Bonum Certa Men Certa

The WWW declares the end of Google

posted by Roy Schestowitz on May 20, 2024

Google, RIP

Reprinted with permission from Cyber|Show.

Figure 1: "All good things must pass"

After seeing how far Google search had come from the original WWW page, I recently wrote in the Times Higher Education on the demise of coherent and reproducible research methods in universities around the world.

Seemingly for years, Google search has been in decline, like this Reddit post of Philip K. Fry is typical, as it notes;

…in recent months Google search has become increasingly useless. Key search terms are ignored completely as are search operators such as quotation marks, plus and negative signs, etc. Even switching to verbatim rarely helps.

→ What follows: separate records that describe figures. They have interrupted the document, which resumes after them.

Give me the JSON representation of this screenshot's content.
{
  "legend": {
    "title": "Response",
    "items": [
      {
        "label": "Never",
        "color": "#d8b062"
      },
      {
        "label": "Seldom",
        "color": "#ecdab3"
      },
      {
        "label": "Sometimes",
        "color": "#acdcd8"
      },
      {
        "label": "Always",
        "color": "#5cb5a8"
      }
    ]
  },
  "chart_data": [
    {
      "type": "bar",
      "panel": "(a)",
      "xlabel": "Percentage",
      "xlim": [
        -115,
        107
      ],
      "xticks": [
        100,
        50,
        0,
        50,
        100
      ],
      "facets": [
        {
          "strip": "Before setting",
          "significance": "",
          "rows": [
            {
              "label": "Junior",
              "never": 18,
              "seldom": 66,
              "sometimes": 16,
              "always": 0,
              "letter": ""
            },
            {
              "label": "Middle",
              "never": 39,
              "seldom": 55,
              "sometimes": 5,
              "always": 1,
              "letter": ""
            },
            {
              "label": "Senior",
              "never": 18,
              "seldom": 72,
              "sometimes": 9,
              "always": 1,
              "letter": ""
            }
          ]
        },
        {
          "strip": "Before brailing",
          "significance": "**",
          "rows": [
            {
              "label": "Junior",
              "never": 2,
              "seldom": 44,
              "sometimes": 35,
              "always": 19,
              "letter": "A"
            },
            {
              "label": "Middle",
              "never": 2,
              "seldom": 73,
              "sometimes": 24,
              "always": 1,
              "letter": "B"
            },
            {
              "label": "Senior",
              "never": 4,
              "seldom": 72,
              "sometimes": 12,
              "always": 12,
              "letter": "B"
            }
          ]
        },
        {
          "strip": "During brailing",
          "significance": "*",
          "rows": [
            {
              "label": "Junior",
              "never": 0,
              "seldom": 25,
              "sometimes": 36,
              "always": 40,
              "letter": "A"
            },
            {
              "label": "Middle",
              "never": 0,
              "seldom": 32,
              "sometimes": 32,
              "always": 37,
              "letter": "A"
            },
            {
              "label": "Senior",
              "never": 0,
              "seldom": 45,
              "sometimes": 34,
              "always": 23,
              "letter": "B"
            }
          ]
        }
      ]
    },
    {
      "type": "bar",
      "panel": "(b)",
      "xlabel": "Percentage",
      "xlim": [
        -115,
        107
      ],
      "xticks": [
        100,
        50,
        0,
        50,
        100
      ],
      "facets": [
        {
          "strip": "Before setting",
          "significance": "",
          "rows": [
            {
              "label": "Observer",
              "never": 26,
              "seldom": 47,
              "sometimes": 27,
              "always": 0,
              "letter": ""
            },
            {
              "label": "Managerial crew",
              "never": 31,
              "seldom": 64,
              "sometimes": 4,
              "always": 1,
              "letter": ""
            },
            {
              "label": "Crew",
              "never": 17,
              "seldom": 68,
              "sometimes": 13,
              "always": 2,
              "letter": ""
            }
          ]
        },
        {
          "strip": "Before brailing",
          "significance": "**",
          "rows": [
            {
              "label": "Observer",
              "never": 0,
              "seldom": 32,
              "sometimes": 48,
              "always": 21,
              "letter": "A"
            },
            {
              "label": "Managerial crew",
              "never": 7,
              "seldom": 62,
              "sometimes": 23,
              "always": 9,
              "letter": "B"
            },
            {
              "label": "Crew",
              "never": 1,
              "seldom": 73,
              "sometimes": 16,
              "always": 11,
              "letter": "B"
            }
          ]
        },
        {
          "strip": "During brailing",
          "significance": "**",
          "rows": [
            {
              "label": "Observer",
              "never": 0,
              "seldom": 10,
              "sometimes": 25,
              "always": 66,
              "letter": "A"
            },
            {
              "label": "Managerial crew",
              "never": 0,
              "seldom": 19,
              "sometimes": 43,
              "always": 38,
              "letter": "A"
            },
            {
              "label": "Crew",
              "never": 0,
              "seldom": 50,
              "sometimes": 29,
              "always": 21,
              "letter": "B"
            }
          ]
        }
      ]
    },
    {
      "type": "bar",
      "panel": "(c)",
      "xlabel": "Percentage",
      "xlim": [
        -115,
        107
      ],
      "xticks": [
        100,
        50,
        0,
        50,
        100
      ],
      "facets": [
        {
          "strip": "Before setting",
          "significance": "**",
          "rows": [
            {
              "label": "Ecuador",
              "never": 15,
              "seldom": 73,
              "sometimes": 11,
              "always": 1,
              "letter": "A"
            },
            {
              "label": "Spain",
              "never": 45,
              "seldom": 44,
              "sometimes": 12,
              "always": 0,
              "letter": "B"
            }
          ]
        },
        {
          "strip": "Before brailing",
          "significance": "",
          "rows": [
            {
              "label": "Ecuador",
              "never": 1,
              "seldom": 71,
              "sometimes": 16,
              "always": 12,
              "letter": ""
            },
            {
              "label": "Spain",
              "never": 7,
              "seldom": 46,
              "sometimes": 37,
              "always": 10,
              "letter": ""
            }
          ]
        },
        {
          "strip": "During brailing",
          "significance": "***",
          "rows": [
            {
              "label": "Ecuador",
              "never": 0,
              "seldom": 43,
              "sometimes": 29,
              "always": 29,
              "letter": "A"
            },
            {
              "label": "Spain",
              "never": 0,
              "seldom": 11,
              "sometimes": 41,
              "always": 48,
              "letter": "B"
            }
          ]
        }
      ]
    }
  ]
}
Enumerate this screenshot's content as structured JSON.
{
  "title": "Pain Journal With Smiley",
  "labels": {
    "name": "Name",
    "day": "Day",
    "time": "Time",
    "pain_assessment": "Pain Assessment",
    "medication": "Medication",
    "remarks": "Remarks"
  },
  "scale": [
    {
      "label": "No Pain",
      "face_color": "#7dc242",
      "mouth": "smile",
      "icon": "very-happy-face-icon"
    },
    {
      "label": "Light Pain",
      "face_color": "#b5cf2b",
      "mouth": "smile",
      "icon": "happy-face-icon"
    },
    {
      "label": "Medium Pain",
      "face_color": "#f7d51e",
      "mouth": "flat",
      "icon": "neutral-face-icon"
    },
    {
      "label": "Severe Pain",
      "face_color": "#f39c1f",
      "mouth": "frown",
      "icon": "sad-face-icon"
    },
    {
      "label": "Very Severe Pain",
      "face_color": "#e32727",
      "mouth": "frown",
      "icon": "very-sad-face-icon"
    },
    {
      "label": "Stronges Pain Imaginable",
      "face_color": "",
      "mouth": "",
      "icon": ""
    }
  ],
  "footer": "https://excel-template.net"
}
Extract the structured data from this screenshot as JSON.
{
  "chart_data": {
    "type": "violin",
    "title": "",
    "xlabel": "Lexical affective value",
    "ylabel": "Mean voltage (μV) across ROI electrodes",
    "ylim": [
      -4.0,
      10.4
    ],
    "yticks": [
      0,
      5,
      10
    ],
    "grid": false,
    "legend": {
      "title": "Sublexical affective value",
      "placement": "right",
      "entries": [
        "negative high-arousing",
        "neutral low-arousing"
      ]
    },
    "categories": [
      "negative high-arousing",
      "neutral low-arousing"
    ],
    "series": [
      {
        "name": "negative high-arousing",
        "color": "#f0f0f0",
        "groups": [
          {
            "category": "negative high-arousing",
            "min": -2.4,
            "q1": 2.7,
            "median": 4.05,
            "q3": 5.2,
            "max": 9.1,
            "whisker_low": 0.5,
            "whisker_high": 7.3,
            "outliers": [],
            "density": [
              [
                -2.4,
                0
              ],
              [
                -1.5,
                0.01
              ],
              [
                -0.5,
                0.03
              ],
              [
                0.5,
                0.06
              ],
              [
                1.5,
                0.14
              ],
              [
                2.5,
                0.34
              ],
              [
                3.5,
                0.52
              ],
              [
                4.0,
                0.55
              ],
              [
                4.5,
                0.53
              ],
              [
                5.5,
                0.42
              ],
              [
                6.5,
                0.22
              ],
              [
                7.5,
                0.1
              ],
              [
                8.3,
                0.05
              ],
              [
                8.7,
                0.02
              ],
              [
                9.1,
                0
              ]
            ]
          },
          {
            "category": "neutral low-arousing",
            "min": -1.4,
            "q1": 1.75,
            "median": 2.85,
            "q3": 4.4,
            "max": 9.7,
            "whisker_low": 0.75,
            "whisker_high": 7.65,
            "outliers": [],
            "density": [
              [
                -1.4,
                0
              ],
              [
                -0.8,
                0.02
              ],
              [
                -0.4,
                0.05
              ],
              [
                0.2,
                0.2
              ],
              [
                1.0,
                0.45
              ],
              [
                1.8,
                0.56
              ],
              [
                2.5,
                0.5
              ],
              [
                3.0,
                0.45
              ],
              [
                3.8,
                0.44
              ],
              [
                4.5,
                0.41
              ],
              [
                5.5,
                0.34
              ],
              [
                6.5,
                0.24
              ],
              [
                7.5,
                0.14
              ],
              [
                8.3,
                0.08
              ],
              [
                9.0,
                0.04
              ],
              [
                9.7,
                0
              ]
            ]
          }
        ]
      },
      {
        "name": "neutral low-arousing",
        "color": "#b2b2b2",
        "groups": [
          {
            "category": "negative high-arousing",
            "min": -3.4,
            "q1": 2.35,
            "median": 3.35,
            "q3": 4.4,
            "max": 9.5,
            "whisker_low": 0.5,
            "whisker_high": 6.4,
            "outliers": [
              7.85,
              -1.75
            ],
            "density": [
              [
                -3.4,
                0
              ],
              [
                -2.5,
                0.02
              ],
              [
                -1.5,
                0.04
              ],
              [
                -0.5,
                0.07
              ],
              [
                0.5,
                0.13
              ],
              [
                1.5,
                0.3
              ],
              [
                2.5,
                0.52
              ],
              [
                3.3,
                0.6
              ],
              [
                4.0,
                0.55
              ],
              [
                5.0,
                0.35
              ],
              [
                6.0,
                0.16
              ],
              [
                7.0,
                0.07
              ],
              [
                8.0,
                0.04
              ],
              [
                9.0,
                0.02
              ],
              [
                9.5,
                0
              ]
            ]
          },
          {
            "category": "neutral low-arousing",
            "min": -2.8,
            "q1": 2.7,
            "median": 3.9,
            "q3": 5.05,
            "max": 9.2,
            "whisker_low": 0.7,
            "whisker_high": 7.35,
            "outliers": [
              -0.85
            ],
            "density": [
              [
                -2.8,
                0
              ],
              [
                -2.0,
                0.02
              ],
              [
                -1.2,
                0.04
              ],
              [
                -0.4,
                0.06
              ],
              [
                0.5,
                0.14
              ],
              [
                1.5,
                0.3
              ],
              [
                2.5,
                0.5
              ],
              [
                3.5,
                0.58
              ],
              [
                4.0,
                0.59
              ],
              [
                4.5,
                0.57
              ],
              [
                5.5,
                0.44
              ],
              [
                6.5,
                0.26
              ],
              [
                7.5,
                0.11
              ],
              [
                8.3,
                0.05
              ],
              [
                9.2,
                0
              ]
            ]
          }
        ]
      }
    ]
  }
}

We've long been familiar with Google's callous, almost anti-intellectual and anti-humanist relation to the value of knowledge and culture by it's willingness to put advertisers' opinions above common facts and to ride roughshod over the values of its users as seen in the famous Google Graveyard.

Research now confirms it. A longitudinal study of SEO search engine spam by Leipzig University shows Google search returns low-quality nonsense generated by AI robots.

For me, a better take by The Atlantic is simply that the Web Grew Up. Anyway, finally in 2024 Google made it official; it's splitting up with "The World Wide Web". Or rather, like someone sensing they are about to be dumped, who rage-quits a relationship first, Google decided to jump rather than be pushed.

Google web search is dead.

Google started life as an index, built by crawlers. It's unique selling point in the 1990s was a filtering algorithm that reliably selected more relevant content based on the link-degree.

But Google was soon uncomfortable with that. For one thing, they do not get to control the content, only filter it. That's annoying when your business model is placing advertisements rather than charging content creators or seekers.

Other than the laughable "Don't be evil" motto of yore, people relate to Google by their quest to "Organize the world's information…".

But that implies more than mere indexing. For one thing, it implies that said "information" belongs to the world, at least if possessive apostrophes still count for anything.

Truth is, Google always had bigger ambitions. What Google always wanted to be is an Oracle, and AI has made that seem possible. The words from an Oracle, from the Latin "to speak", are utterances of a priest or priestess giving wise counsel. Unfortunately for Google that name is taken, but the mythological function is still up for grabs.

One must compare and contrast this with the network of information those like Sir Tim Berners-Lee and Ted Nelson envisaged as a knowledge commons and peer exchange mechanism.

These are not remotely the same thing. The latter clearly sets itself up as an authority, and in that sense Google would be better rewriting their motto (yet again) to something like

"To control and define world knowledge"

A grave problem is that Oracles, Seers and "wise priests" have always had immense power over the tribe, to select kings and even take the tribe to war. They are fundamentally undemocratic.

Many scientists see this trajectory by Google as regressive. It reverses centuries of Post-Enlightenment scientific method and open, peer publishing that sought to break the spell of Oracles and authoritarian centres of information power.

But many businesses and online communities will be rejoicing at the news of Google exiting the WWW. For too long it has dominated search and spoiled the web by twisting its values. Now there is room for the myriad alternatives waiting in the wings… who should move fast to reclaim the ground Google is giving up, and before it realises that its Oracle is unreliable.